Meeting Roche: Constructing a Global Identity Online – by Isabella Margjini


In this blogpost I examine how Roche – a multinational healthcare company, located in the heart of Basel – uses their website to construct a global identity by using English employee narratives.

Even though the company is headquartered in Basel, Switzerland, it has several branches all over the world. Its multinational status means that the company has a large number of international employees, some of which are introduced on a dedicated site on at their global website. This presents the company as international and yet as approachable as we get to know the people behind the organisation. The short staff interviews are meant to give an impression about what it is like to be an international working for Roche in Switzerland and this post will examine 3 interviews in order to explore Roches self-presentation (by way of its employees) as an international company. 

The three employees that were interviewed have quite different backgrounds. The first employee is Daniela from Milan, Italy. The second is Niklas, who studies at a University in Münster, Germany. The third employee is Edward, who was born and raised in Shanghai, China. The webpage does not provide further information about the circumstances of the interviews, therefore I am assuming that the questionnaires were either written or spoken in English and were not translated into English.

What all three of them have in common is their move from their hometown to Switzerland. Therefore, all three of them use English as a Lingua Franca to be able to talk to their colleagues. Daniela mentions that the company took care of every step of her relocation and explains that they have a variety of useful services for the employees. Looking at Roche as a multinational company, Daniela states that it encourages their employees to network and collaborate with colleagues. She further underlines the very international working environment because of the employees from all over the world. Daniela emphasis that working for Roche is an exciting and enriching work experience. 

Niklas, who is part of a students program, describes his work at Roche as a chance to develop due to the contact with all kinds of different and engaged colleagues.

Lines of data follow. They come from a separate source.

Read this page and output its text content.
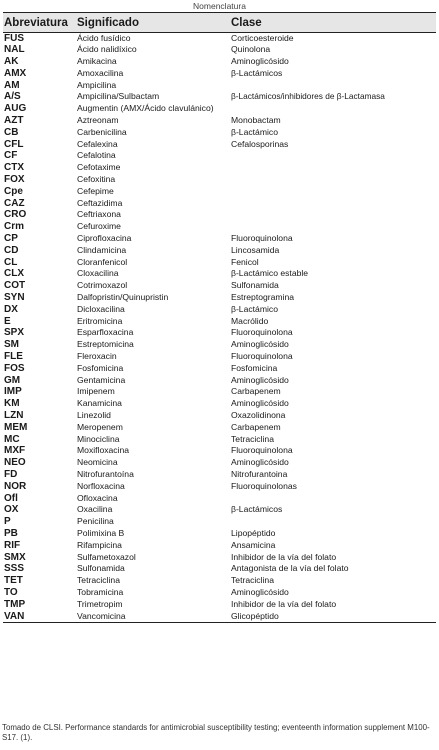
Nomenclatura
Abreviatura	Significado	Clase
FUS	Ácido fusídico	Corticoesteroide
NAL	Ácido nalidíxico	Quinolona
AK	Amikacina	Aminoglicósido
AMX	Amoxacilina	β-Lactámicos
AM	Ampicilina	
A/S	Ampicilina/Sulbactam	β-Lactámicos/inhibidores de β-Lactamasa
AUG	Augmentin (AMX/Ácido clavulánico)	
AZT	Aztreonam	Monobactam
CB	Carbenicilina	β-Lactámico
CFL	Cefalexina	Cefalosporinas
CF	Cefalotina	
CTX	Cefotaxime	
FOX	Cefoxitina	
Cpe	Cefepime	
CAZ	Ceftazidima	
CRO	Ceftriaxona	
Crm	Cefuroxime	
CP	Ciprofloxacina	Fluoroquinolona
CD	Clindamicina	Lincosamida
CL	Cloranfenicol	Fenicol
CLX	Cloxacilina	β-Lactámico estable
COT	Cotrimoxazol	Sulfonamida
SYN	Dalfopristin/Quinupristin	Estreptogramina
DX	Dicloxacilina	β-Lactámico
E	Eritromicina	Macrólido
SPX	Esparfloxacina	Fluoroquinolona
SM	Estreptomicina	Aminoglicósido
FLE	Fleroxacin	Fluoroquinolona
FOS	Fosfomicina	Fosfomicina
GM	Gentamicina	Aminoglicósido
IMP	Imipenem	Carbapenem
KM	Kanamicina	Aminoglicósido
LZN	Linezolid	Oxazolidinona
MEM	Meropenem	Carbapenem
MC	Minociclina	Tetraciclina
MXF	Moxifloxacina	Fluoroquinolona
NEO	Neomicina	Aminoglicósido
FD	Nitrofurantoína	Nitrofurantoina
NOR	Norfloxacina	Fluoroquinolonas
Ofl	Ofloxacina	
OX	Oxacilina	β-Lactámicos
P	Penicilina	
PB	Polimixina B	Lipopéptido
RIF	Rifampicina	Ansamicina
SMX	Sulfametoxazol	Inhibidor de la vía del folato
SSS	Sulfonamida	Antagonista de la vía del folato
TET	Tetraciclina	Tetraciclina
TO	Tobramicina	Aminoglicósido
TMP	Trimetropim	Inhibidor de la vía del folato
VAN	Vancomicina	Glicopéptido
Tomado de CLSI. Performance standards for antimicrobial susceptibility testing; eventeenth information supplement M100-S17. (1).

He stresses that at Roche, you are seen as an equal in a very-well organised network, which makes it easy to meet new friends. Furthermore, he mentions that his job offers the opportunity to gain cross-functional insights. Edward, who works in Basel as part of a rotation, is grateful for the company’s supportive and caring character. He says that Roche “cares about its people“ and ensured smooth transitions into working from home during the Covid-pandemic.

While looking at the written interviews, there are no indications for the level of their English proficiency. English is also not discussed explicitly – rather it is taken for granted. As the interviews are published on the official global website of the company, I assume that the interviews were checked for spelling mistakes to ensure a smooth reading for those interested. Also, this indicates professionalism and order. Still, it would have been interesting to have these interviews uploaded as video material to their webpage as it would provide a closer and more personal insight to the employees backgrounds, language skills and English usage.

In his paper English in the Workplace of Switzerland between Ideologies and Practices, Lüdi states that “English is increasingly important in the Swiss business world, but rather in addition than instead of other languages“ (2016, 73). This also seems to match the company’s appearance on their website as they have almost the same materials and interviews conducted in German in their German website’s branch. When looking at the interviews and the website, it becomes clear that the workplace communication relies heavily on English as a Lingua Franca.

To sum this up, Roche constructs their identity through their employees and them talking about their work experiences in Basel at this multinational company. Unsurprisingly, all three of them appreciate Roche as an employer and emphasis, in particular, the promising encounters with colleagues from different backgrounds from all over the world. English as a language is used as a base for sharing not only work experiences, but also connecting, building a network and experiencing, even in their private life. These narratives create the impression of both a large global/international company, but also one that is inclusive, friendly, people-oriented and close-knitt – a seemingly perfect blend between the global and the local.

By Isabella Margjini


Lüdi, Georges. (2016). English in the Workplace of Switzerland between Ideologies and Practices. Basel: University of Basel.